"And then, there's another kind of love: the cruelest kind. The one that almost kills its victims. Its called unrequited love. Of that I am an expert. Most love stories are about people who fall in love with each other. But what about the rest of us? What about our stories, those of us who fall in love alone? We are the victims of the one sided affair. We are the cursed of the loved ones. We are the unloved ones, the walking wounded. The handicapped without the advantage of a great parking space! Yes, you are looking at one such individual. And I have willingly loved that man for over three miserable years! The absolute worst years of my life! The worst Christmas', the worst Birthday's, New Years Eve's brought in by tears and valium. These years that I have been in love have been the darkest days of my life. Oh god, just the sight of him! Heart pounding! Throat thickening! Absolutely can't swallow! All the usual symptoms."
So, yeah... I've suffered from that, and don't get me wrong, I've actually been loved back a couple of times, both disasters by the way, but never in this let's-get-married kind of way, and never by the people who should love me back.
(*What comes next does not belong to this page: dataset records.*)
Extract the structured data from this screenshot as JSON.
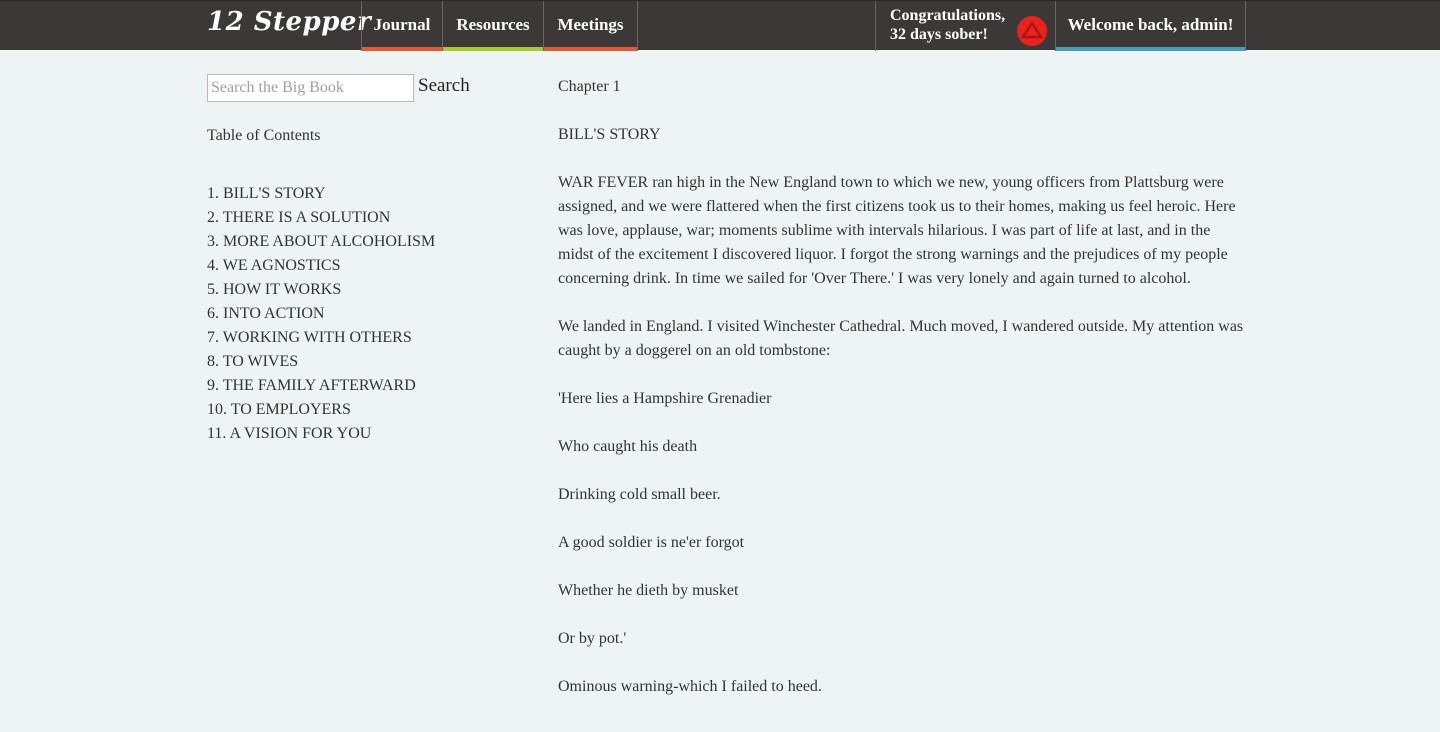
{
  "header": {
    "brand": "12 Stepper",
    "nav": [
      {
        "label": "Journal",
        "accent": "#e05a3b"
      },
      {
        "label": "Resources",
        "accent": "#a7c936"
      },
      {
        "label": "Meetings",
        "accent": "#e05a3b"
      }
    ],
    "congrats_line1": "Congratulations,",
    "congrats_line2": "32 days sober!",
    "badge_icon": "aa-triangle-icon",
    "welcome": "Welcome back, admin!",
    "welcome_accent": "#4a9fb8"
  },
  "sidebar": {
    "search_placeholder": "Search the Big Book",
    "search_value": "",
    "search_button": "Search",
    "toc_title": "Table of Contents",
    "toc": [
      "1. BILL'S STORY",
      "2. THERE IS A SOLUTION",
      "3. MORE ABOUT ALCOHOLISM",
      "4. WE AGNOSTICS",
      "5. HOW IT WORKS",
      "6. INTO ACTION",
      "7. WORKING WITH OTHERS",
      "8. TO WIVES",
      "9. THE FAMILY AFTERWARD",
      "10. TO EMPLOYERS",
      "11. A VISION FOR YOU"
    ]
  },
  "main": {
    "chapter": "Chapter 1",
    "title": "BILL'S STORY",
    "paragraphs": [
      "WAR FEVER ran high in the New England town to which we new, young officers from Plattsburg were assigned, and we were flattered when the first citizens took us to their homes, making us feel heroic. Here was love, applause, war; moments sublime with intervals hilarious. I was part of life at last, and in the midst of the excitement I discovered liquor. I forgot the strong warnings and the prejudices of my people concerning drink. In time we sailed for 'Over There.' I was very lonely and again turned to alcohol.",
      "We landed in England. I visited Winchester Cathedral. Much moved, I wandered outside. My attention was caught by a doggerel on an old tombstone:",
      "'Here lies a Hampshire Grenadier",
      "Who caught his death",
      "Drinking cold small beer.",
      "A good soldier is ne'er forgot",
      "Whether he dieth by musket",
      "Or by pot.'",
      "Ominous warning-which I failed to heed."
    ]
  }
}
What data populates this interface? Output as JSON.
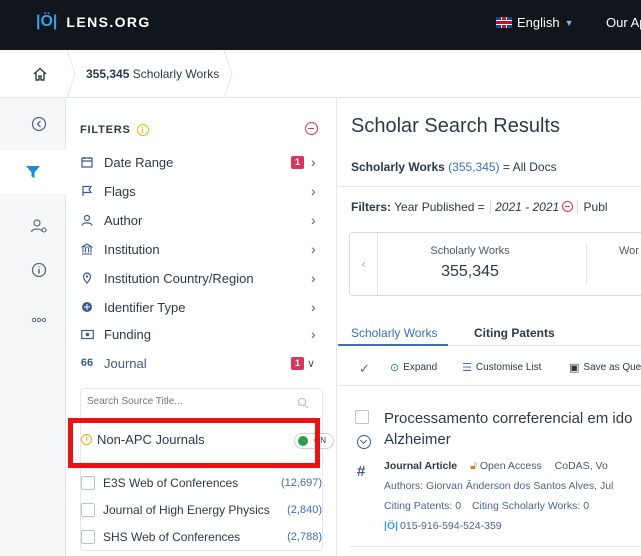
{
  "header": {
    "logo_text": "LENS.ORG",
    "language": "English",
    "our_apps": "Our Ap"
  },
  "breadcrumb": {
    "count": "355,345",
    "label": "Scholarly Works"
  },
  "rail": {
    "icons": [
      "collapse-icon",
      "filter-icon",
      "users-settings-icon",
      "info-icon",
      "more-icon"
    ]
  },
  "filters": {
    "title": "FILTERS",
    "items": [
      {
        "label": "Date Range",
        "icon": "calendar-icon",
        "badge": "1"
      },
      {
        "label": "Flags",
        "icon": "flag-icon",
        "badge": ""
      },
      {
        "label": "Author",
        "icon": "person-icon",
        "badge": ""
      },
      {
        "label": "Institution",
        "icon": "institution-icon",
        "badge": ""
      },
      {
        "label": "Institution Country/Region",
        "icon": "location-icon",
        "badge": ""
      },
      {
        "label": "Identifier Type",
        "icon": "identifier-icon",
        "badge": ""
      },
      {
        "label": "Funding",
        "icon": "funding-icon",
        "badge": ""
      },
      {
        "label": "Journal",
        "icon": "journal-icon",
        "badge": "1"
      }
    ],
    "source_search_placeholder": "Search Source Title...",
    "non_apc_label": "Non-APC Journals",
    "toggle_label": "ON",
    "journals": [
      {
        "name": "E3S Web of Conferences",
        "count": "(12,697)"
      },
      {
        "name": "Journal of High Energy Physics",
        "count": "(2,840)"
      },
      {
        "name": "SHS Web of Conferences",
        "count": "(2,788)"
      }
    ]
  },
  "main": {
    "title": "Scholar Search Results",
    "summary_prefix": "Scholarly Works",
    "summary_count": "(355,345)",
    "summary_suffix": "=  All Docs",
    "filters_label": "Filters:",
    "filter_name": "Year Published =",
    "filter_value": "2021 - 2021",
    "filter_next": "Publ",
    "stat_label": "Scholarly Works",
    "stat_value": "355,345",
    "stat_label2": "Wor",
    "tabs": [
      "Scholarly Works",
      "Citing Patents"
    ],
    "toolbar": {
      "expand": "Expand",
      "customise": "Customise List",
      "save": "Save as Que"
    },
    "result": {
      "title": "Processamento correferencial em ido Alzheimer",
      "type": "Journal Article",
      "access": "Open Access",
      "source": "CoDAS, Vo",
      "authors": "Authors: Giorvan Ânderson dos Santos Alves, Jul",
      "citing_patents": "Citing Patents: 0",
      "citing_works": "Citing Scholarly Works: 0",
      "lens_id": "015-916-594-524-359"
    }
  }
}
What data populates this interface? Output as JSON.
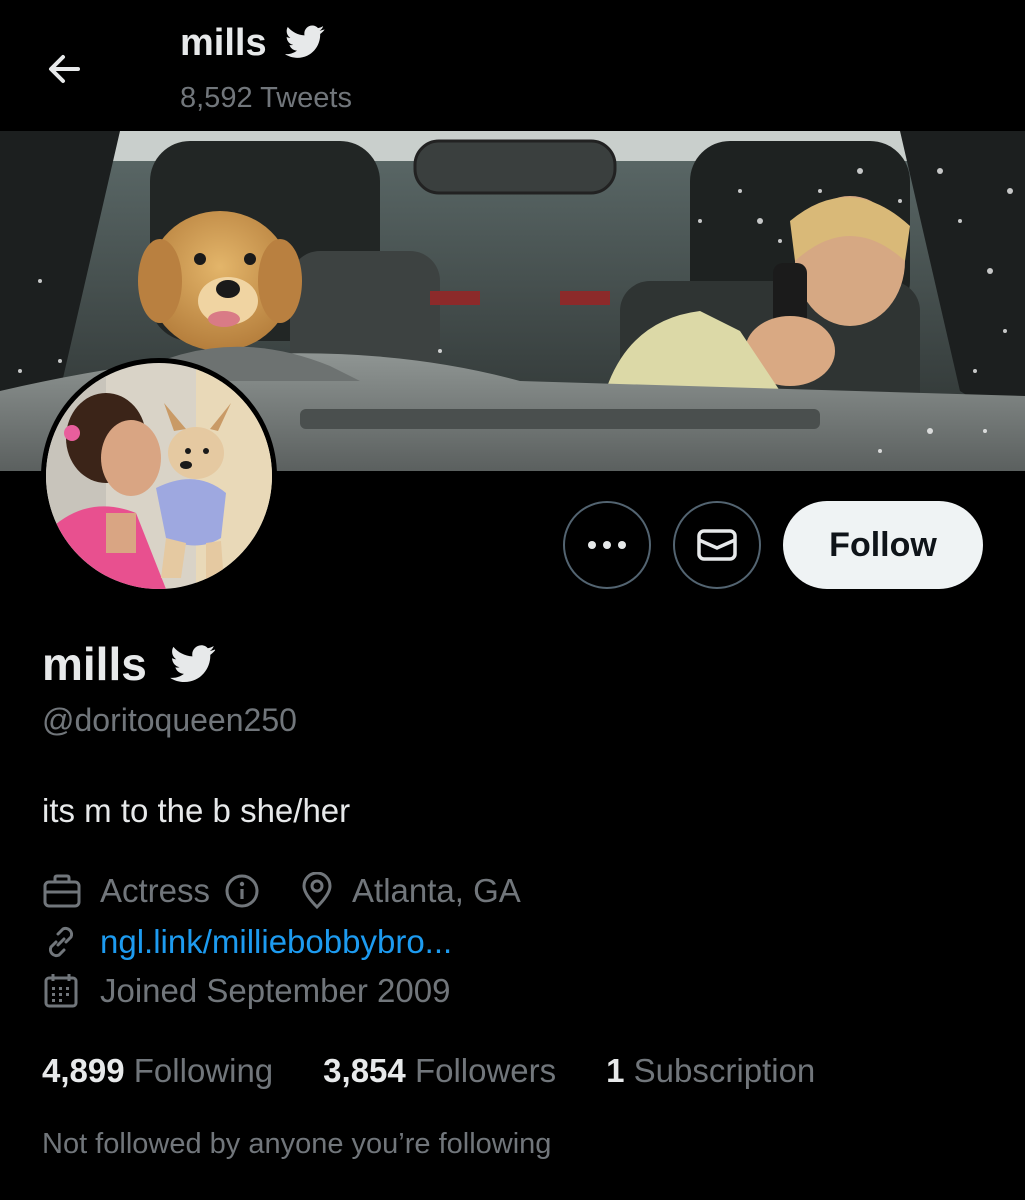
{
  "header": {
    "name": "mills",
    "tweet_count": "8,592 Tweets",
    "back_icon": "arrow-left-icon",
    "verified_icon": "twitter-bird-icon"
  },
  "banner": {
    "description_icon": "banner-photo"
  },
  "actions": {
    "more_icon": "more-dots-icon",
    "message_icon": "envelope-icon",
    "follow_label": "Follow"
  },
  "profile": {
    "name": "mills",
    "handle": "@doritoqueen250",
    "bio": "its m to the b she/her",
    "profession": "Actress",
    "location": "Atlanta, GA",
    "website": "ngl.link/milliebobbybro...",
    "joined": "Joined September 2009"
  },
  "stats": {
    "following_count": "4,899",
    "following_label": "Following",
    "followers_count": "3,854",
    "followers_label": "Followers",
    "subscription_count": "1",
    "subscription_label": "Subscription"
  },
  "footer": {
    "not_followed_text": "Not followed by anyone you’re following"
  },
  "colors": {
    "background": "#000000",
    "text_primary": "#e7e9ea",
    "text_secondary": "#71767b",
    "link": "#1d9bf0",
    "follow_button_bg": "#eff3f4"
  }
}
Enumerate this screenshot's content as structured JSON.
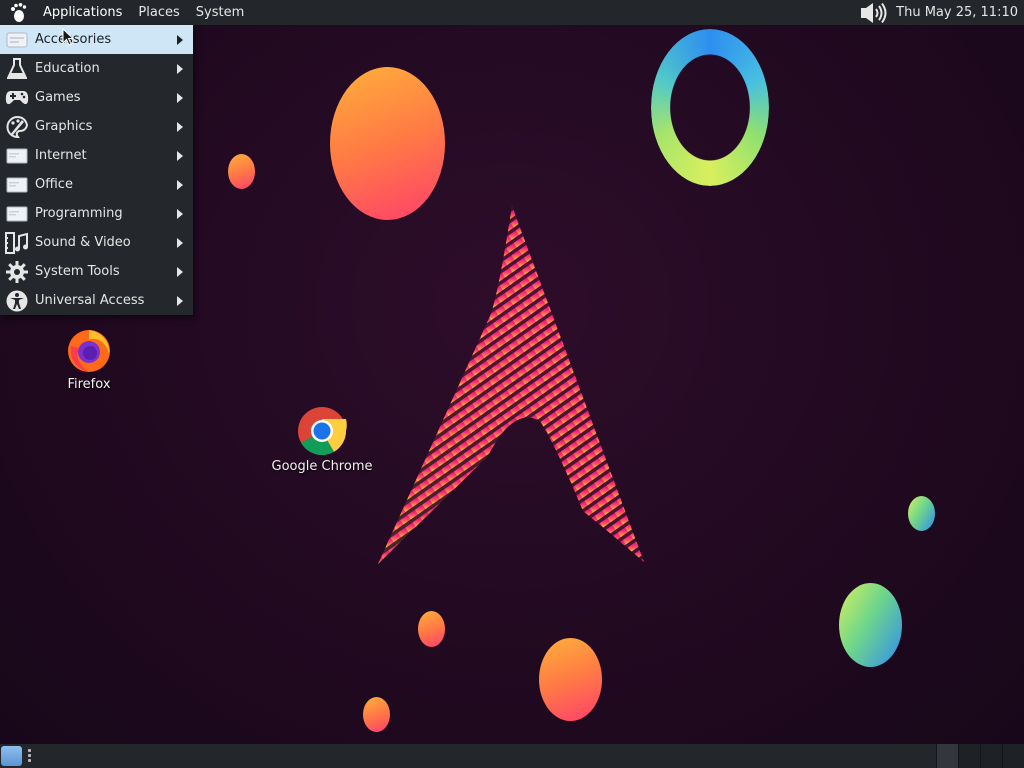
{
  "top_panel": {
    "menus": [
      "Applications",
      "Places",
      "System"
    ],
    "clock": "Thu May 25, 11:10",
    "icons": {
      "logo": "gnome-foot-icon",
      "volume": "volume-icon"
    }
  },
  "app_menu": {
    "items": [
      {
        "label": "Accessories",
        "icon": "accessories-icon"
      },
      {
        "label": "Education",
        "icon": "flask-icon"
      },
      {
        "label": "Games",
        "icon": "gamepad-icon"
      },
      {
        "label": "Graphics",
        "icon": "palette-icon"
      },
      {
        "label": "Internet",
        "icon": "internet-icon"
      },
      {
        "label": "Office",
        "icon": "office-icon"
      },
      {
        "label": "Programming",
        "icon": "programming-icon"
      },
      {
        "label": "Sound & Video",
        "icon": "film-music-icon"
      },
      {
        "label": "System Tools",
        "icon": "gear-icon"
      },
      {
        "label": "Universal Access",
        "icon": "accessibility-icon"
      }
    ],
    "highlighted": "Accessories"
  },
  "desktop": {
    "icons": [
      {
        "label": "Firefox",
        "icon": "firefox-icon"
      },
      {
        "label": "Google Chrome",
        "icon": "chrome-icon"
      }
    ]
  },
  "bottom_panel": {
    "icons": {
      "show_desktop": "show-desktop-icon",
      "handle": "panel-handle-icon"
    }
  },
  "colors": {
    "panel": "#23262b",
    "menu_bg": "#24272c",
    "menu_highlight": "#cfe6f6",
    "wallpaper": "#230a22",
    "arch_pink": "#ff2a7a",
    "arch_yellow": "#ffd23a"
  }
}
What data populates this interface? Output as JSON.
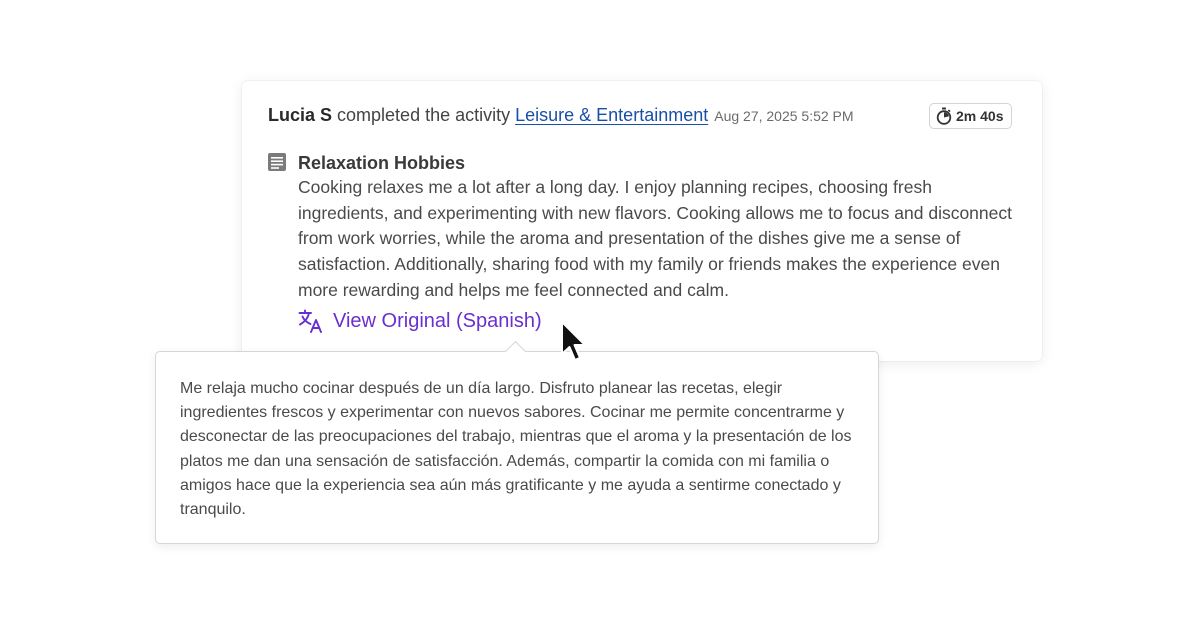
{
  "activity": {
    "user_name": "Lucia S",
    "action_text": " completed the activity ",
    "activity_name": "Leisure & Entertainment",
    "timestamp": "Aug 27, 2025 5:52 PM",
    "duration": "2m 40s",
    "duration_icon": "stopwatch-icon"
  },
  "entry": {
    "icon": "document-icon",
    "title": "Relaxation Hobbies",
    "body": "Cooking relaxes me a lot after a long day. I enjoy planning recipes, choosing fresh ingredients, and experimenting with new flavors. Cooking allows me to focus and disconnect from work worries, while the aroma and presentation of the dishes give me a sense of satisfaction. Additionally, sharing food with my family or friends makes the experience even more rewarding and helps me feel connected and calm.",
    "view_original_icon": "translate-icon",
    "view_original_label": "View Original (Spanish)"
  },
  "original_popover": {
    "text": "Me relaja mucho cocinar después de un día largo. Disfruto planear las recetas, elegir ingredientes frescos y experimentar con nuevos sabores. Cocinar me permite concentrarme y desconectar de las preocupaciones del trabajo, mientras que el aroma y la presentación de los platos me dan una sensación de satisfacción. Además, compartir la comida con mi familia o amigos hace que la experiencia sea aún más gratificante y me ayuda a sentirme conectado y tranquilo."
  },
  "colors": {
    "link": "#1a4fa8",
    "accent_purple": "#6a2fd0",
    "text": "#4a4a4a"
  }
}
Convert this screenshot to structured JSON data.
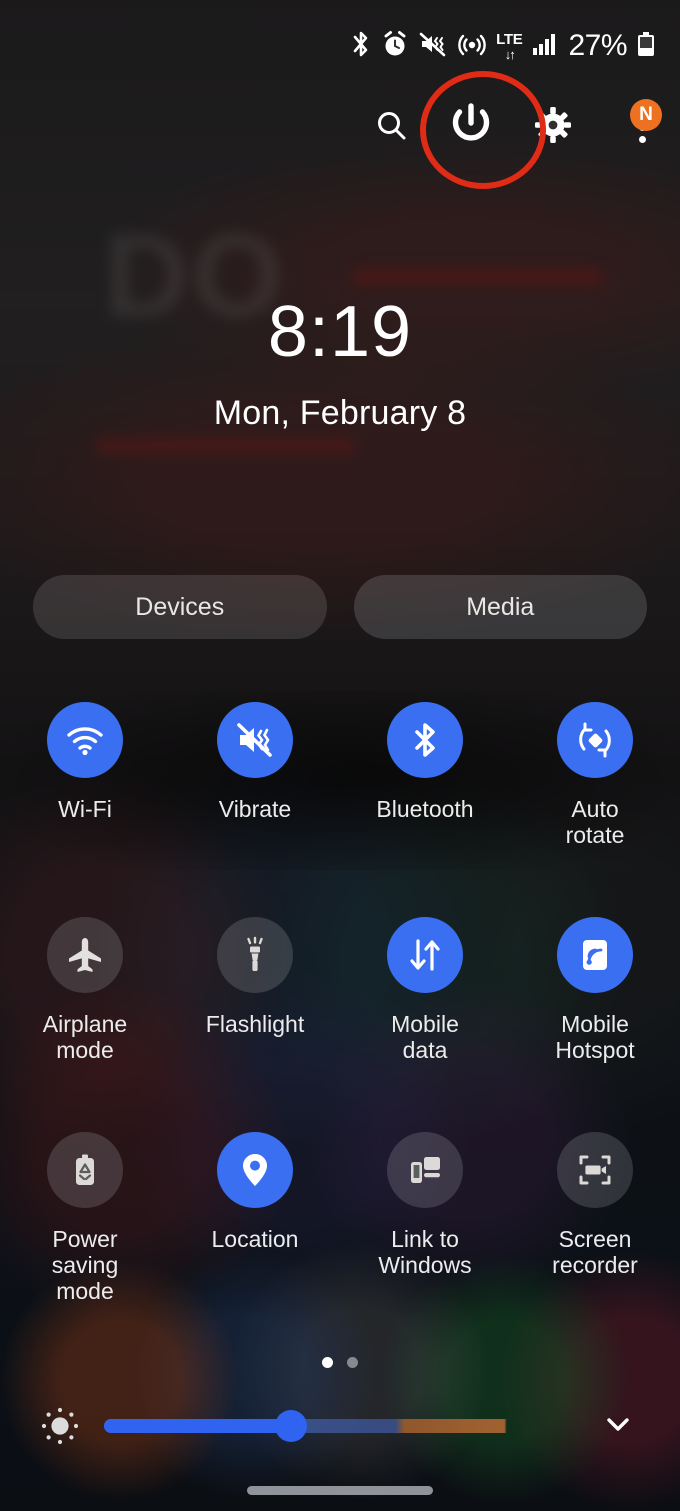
{
  "status_bar": {
    "icons": [
      {
        "name": "bluetooth-status-icon",
        "glyph": "bluetooth"
      },
      {
        "name": "alarm-status-icon",
        "glyph": "alarm"
      },
      {
        "name": "sound-vibrate-status-icon",
        "glyph": "volume-mute-vibrate"
      },
      {
        "name": "hotspot-status-icon",
        "glyph": "hotspot"
      }
    ],
    "network_type": "LTE",
    "network_arrows": "↓↑",
    "signal_icon": "signal-bars-icon",
    "battery_percent": "27%",
    "battery_icon": "battery-icon"
  },
  "header": {
    "search_label": "search-icon",
    "power_label": "power-icon",
    "settings_label": "gear-icon",
    "more_label": "more-options-icon",
    "badge_text": "N",
    "badge_color": "#ED7120",
    "annotation_color": "#E02B16"
  },
  "clock": {
    "time": "8:19",
    "date": "Mon, February 8"
  },
  "wallpaper": {
    "line1": "DO",
    "line2": "    "
  },
  "pills": {
    "devices": "Devices",
    "media": "Media"
  },
  "tiles": [
    {
      "label": "Wi-Fi",
      "icon": "wifi-icon",
      "state": "on",
      "name": "tile-wifi"
    },
    {
      "label": "Vibrate",
      "icon": "vibrate-icon",
      "state": "on",
      "name": "tile-vibrate"
    },
    {
      "label": "Bluetooth",
      "icon": "bluetooth-icon",
      "state": "on",
      "name": "tile-bluetooth"
    },
    {
      "label": "Auto\nrotate",
      "icon": "auto-rotate-icon",
      "state": "on",
      "name": "tile-auto-rotate"
    },
    {
      "label": "Airplane\nmode",
      "icon": "airplane-icon",
      "state": "off",
      "name": "tile-airplane-mode"
    },
    {
      "label": "Flashlight",
      "icon": "flashlight-icon",
      "state": "off",
      "name": "tile-flashlight"
    },
    {
      "label": "Mobile\ndata",
      "icon": "mobile-data-icon",
      "state": "on",
      "name": "tile-mobile-data"
    },
    {
      "label": "Mobile\nHotspot",
      "icon": "hotspot-icon",
      "state": "on",
      "name": "tile-mobile-hotspot"
    },
    {
      "label": "Power saving\nmode",
      "icon": "power-saving-icon",
      "state": "off",
      "name": "tile-power-saving-mode"
    },
    {
      "label": "Location",
      "icon": "location-pin-icon",
      "state": "on",
      "name": "tile-location"
    },
    {
      "label": "Link to\nWindows",
      "icon": "link-to-windows-icon",
      "state": "off",
      "name": "tile-link-to-windows"
    },
    {
      "label": "Screen\nrecorder",
      "icon": "screen-recorder-icon",
      "state": "off",
      "name": "tile-screen-recorder"
    }
  ],
  "pager": {
    "total": 2,
    "active_index": 0
  },
  "brightness": {
    "icon": "brightness-sun-icon",
    "value_percent": 41,
    "expand_icon": "chevron-down-icon"
  },
  "colors": {
    "accent_on": "#3A6FF2",
    "slider": "#2F63F0",
    "tile_off": "rgba(190,195,200,.20)"
  }
}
Why am I telling you all of this, you might ask. Well, I've been fighting to fall out of love with this guy, this amazing person, the kind of guy I shouldn't be in love with. He's completely flawed in every way, cute in his very own way, very sarcastic, very funny, but overall... He is my best friend.
I am so aware of his being straght, that's all he talks about, you know? And I know there's not a slightest chance for him to be gay. So I've decided to move on. The question's how am I gonna make it happen this time.